Nevertheless, concerns over mobile spam are growing as carriers follow Europe's lead and allow third parties to access billing systems and their consumers in order to purchase content online to send to phones. Mobile marketing should include user education explaining how SMS works, restrictions on opt-ins, and clarifications on the costs associated with each message.

The dangers associated with abusing wireless marketing are enormous indeed. When surveying attitudes toward mobile marketing, In-Stat received more comments than analyst David Chamberlain ever witnessed in a consumer poll. "People feel very, very strongly about this," he says. "What will make them crazy is this notion of having an unsolicited message appear on their phone. They are vehemently against that."

And yet, curiously enough, almost 35 percent of consumers say they would be willing to trade personal information for relevant offers. "It's a double-edged sword that requires a lot of caution," Chamberlain says.

Leaps and Hurdles

The small screen remains a real challenge, GSD&M's Bailey warns. The agency's MasterCard mobile execution focused on moving people to an e-mail dialogue where the brand could engage the audience more deeply. "I'm still not convinced it is there yet," he says. "It's still not something that lends itself to information delivery." Mobile marketing is not yet a reach vehicle, since only 11 percent of wireless customers, about 20 million, report they have interacted with a company via SMS, and 42 percent say they never want to, according to Jupiter. As it is, reaching consumers who want to is an unprecedented headache on the most non-standardized medium in history; there are 500 different kinds of handsets deployed among 20 different carriers. There are a dizzying number of formats that need to be accommodated by an equally daunting number of technical enablers.

Agencies that have navigated these obstacles often find that their content partners have not. Only a handful of media companies offer mobile product lines or fee schedules. And then there are the metrics, or lack thereof. A simple opt-in message offers little more than a click-through about the consumer. Wireless carriers hold onto their subscriber databases with a vengeance. "We're used to branding studies and filling out some forms online, but on the phone all we have to look at are metrics that are older school," Bailey says.

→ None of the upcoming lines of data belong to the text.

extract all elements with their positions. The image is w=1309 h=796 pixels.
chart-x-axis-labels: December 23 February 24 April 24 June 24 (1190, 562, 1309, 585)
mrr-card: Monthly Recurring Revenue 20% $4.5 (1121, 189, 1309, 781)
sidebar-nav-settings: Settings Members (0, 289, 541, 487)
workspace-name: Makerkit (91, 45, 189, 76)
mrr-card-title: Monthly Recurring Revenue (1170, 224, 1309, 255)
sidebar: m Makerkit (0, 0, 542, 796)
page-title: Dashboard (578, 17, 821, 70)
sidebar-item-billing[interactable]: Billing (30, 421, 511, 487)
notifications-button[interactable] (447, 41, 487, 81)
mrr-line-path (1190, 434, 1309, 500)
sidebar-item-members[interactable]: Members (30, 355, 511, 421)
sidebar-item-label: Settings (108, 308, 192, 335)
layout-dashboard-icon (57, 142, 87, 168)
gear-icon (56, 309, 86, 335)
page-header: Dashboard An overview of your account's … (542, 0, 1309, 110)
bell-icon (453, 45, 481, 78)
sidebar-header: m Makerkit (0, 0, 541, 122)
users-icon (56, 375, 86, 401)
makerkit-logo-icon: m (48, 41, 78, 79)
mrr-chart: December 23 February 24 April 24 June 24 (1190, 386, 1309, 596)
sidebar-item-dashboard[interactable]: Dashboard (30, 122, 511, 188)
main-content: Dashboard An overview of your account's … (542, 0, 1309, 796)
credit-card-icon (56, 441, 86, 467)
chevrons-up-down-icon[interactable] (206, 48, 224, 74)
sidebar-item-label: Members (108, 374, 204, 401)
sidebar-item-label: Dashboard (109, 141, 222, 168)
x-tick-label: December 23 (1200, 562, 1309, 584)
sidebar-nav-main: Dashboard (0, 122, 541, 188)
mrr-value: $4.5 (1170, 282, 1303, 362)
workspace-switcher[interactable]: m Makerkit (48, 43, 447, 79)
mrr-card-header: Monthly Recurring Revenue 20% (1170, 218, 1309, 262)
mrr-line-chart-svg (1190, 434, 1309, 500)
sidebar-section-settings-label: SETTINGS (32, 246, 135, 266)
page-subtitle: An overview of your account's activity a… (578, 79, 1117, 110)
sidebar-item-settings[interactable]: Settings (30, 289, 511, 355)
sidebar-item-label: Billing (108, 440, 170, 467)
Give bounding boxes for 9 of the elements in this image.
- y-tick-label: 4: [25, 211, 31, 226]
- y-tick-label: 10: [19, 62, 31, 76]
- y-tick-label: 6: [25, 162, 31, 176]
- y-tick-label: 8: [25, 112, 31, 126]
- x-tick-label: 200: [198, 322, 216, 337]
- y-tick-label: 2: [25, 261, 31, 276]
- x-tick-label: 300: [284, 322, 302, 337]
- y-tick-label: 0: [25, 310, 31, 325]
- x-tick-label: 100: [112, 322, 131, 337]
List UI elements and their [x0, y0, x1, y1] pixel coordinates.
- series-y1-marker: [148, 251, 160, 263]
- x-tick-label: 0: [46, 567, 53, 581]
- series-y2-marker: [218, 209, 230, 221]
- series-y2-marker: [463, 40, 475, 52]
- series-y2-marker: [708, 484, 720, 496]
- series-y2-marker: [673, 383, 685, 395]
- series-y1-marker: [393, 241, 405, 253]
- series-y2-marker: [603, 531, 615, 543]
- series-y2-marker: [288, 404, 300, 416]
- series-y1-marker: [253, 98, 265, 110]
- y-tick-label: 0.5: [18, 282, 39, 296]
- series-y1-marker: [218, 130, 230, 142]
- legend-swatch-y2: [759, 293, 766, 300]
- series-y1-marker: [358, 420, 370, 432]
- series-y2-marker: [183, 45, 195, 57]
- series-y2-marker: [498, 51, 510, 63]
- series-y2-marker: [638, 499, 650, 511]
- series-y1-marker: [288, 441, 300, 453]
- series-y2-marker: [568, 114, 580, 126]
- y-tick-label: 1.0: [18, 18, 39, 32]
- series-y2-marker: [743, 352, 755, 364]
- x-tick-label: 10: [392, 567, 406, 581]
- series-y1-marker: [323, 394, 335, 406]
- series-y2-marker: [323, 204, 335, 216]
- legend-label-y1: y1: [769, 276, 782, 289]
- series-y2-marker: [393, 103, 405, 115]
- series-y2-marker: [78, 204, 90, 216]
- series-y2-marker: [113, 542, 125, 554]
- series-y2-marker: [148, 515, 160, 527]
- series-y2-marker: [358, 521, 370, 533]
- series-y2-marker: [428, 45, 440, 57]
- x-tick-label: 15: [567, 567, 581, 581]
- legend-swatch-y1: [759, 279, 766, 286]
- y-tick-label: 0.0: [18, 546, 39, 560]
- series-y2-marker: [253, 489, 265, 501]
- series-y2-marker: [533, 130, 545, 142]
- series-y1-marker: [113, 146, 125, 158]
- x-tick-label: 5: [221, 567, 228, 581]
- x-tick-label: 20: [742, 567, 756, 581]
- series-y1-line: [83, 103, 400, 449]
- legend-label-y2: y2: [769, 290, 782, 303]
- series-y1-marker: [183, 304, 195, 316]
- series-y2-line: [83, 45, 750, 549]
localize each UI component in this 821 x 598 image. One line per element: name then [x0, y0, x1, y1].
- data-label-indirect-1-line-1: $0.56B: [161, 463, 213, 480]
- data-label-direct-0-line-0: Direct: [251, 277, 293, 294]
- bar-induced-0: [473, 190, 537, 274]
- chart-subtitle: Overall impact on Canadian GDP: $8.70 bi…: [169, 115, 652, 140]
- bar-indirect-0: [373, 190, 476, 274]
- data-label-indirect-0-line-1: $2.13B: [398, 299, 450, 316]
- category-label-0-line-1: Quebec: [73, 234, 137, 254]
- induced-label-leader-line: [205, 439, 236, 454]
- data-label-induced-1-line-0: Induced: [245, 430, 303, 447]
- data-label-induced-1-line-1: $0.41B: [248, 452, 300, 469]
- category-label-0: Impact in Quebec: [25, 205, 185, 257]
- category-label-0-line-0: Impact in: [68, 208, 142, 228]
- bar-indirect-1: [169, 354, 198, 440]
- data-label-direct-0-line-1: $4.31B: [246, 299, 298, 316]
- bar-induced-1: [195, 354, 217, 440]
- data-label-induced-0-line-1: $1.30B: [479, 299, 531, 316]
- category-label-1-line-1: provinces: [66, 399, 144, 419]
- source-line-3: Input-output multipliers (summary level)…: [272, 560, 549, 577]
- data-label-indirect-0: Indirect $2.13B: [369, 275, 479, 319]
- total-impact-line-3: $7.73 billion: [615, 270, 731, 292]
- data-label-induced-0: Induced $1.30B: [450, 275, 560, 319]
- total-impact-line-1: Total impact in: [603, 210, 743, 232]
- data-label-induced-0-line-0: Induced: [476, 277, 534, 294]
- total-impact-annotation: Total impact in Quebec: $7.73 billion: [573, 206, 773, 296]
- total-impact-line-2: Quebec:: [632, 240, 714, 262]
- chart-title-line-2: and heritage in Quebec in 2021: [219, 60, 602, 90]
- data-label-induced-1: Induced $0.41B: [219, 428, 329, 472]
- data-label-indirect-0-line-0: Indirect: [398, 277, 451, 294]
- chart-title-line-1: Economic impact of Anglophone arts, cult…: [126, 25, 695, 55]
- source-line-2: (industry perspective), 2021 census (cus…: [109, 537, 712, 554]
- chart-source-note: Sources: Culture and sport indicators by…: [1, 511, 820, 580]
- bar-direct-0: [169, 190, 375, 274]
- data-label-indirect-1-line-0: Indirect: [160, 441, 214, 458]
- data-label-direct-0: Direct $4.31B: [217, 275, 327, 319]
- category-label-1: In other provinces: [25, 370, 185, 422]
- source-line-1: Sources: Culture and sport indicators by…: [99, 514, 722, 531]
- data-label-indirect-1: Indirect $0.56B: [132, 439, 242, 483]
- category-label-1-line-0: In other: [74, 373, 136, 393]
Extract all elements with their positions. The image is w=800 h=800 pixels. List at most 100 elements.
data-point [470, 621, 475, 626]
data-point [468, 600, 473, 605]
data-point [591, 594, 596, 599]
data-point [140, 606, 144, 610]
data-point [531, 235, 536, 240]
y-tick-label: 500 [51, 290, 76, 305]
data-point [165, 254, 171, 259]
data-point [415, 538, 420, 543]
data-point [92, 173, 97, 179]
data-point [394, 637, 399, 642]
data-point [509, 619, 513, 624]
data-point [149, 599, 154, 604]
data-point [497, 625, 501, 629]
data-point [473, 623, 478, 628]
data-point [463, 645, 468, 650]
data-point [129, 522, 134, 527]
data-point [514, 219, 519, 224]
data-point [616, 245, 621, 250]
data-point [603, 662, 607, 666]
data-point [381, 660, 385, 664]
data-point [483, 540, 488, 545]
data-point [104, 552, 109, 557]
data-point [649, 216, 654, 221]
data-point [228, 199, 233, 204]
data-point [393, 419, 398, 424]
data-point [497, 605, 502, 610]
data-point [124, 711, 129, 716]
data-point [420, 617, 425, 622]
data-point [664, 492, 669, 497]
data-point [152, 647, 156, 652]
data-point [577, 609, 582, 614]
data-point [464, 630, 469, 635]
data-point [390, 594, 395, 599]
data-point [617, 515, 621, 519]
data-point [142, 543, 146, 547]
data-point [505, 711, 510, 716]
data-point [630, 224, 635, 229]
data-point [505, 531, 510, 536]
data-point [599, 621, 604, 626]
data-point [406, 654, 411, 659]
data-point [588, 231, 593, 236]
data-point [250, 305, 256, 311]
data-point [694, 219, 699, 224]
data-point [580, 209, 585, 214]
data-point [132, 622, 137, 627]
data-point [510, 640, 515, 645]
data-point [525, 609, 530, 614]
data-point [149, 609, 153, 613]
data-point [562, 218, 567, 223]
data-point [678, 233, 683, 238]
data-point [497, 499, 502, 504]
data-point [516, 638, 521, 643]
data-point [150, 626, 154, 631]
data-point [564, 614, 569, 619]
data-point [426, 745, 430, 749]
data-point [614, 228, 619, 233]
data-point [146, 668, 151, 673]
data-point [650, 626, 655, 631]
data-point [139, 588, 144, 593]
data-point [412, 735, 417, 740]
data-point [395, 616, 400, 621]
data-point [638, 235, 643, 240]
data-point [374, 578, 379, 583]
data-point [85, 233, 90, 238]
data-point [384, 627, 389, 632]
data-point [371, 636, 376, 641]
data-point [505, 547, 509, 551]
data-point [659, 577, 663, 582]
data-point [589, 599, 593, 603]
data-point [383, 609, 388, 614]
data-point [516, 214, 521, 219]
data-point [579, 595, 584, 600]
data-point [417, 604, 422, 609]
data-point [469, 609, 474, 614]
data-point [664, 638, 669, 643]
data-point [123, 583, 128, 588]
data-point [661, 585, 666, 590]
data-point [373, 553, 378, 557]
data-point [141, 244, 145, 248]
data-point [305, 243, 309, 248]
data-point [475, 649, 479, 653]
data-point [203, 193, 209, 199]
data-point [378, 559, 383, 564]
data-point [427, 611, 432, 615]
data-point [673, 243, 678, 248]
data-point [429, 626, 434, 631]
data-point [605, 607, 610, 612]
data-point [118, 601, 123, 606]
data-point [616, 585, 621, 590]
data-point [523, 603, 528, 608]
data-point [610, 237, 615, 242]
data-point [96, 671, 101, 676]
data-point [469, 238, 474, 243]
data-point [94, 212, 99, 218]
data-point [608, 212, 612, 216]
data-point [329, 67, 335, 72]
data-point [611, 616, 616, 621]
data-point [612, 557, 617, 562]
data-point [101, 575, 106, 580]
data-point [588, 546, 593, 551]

Mobile marketing is almost certainly worth all of these headaches and more, but not only because it can drive eyeballs, responses, or sales. All the early mantras of mobile marketers related to exchanges of value with consumers, facilitating personalization, and creating temporal, actionable offers, are really only the guiding principles that will govern an increasingly fragmented media world.

The wireless phone is real estate that consumers control all of the time, in all locations and conditions. Such a highly personalized and guarded world will require a new etiquette, new forms of restraint, and substantially more creativity than marketers, agencies, and content companies have employed in the past. Yet gaining entry into the world of mobile marketing, where personal consumption, communication, and expression happen at once, offers more opportunity than limitation. Muses Acuff: "The possibilities are what you can close your eyes and think of."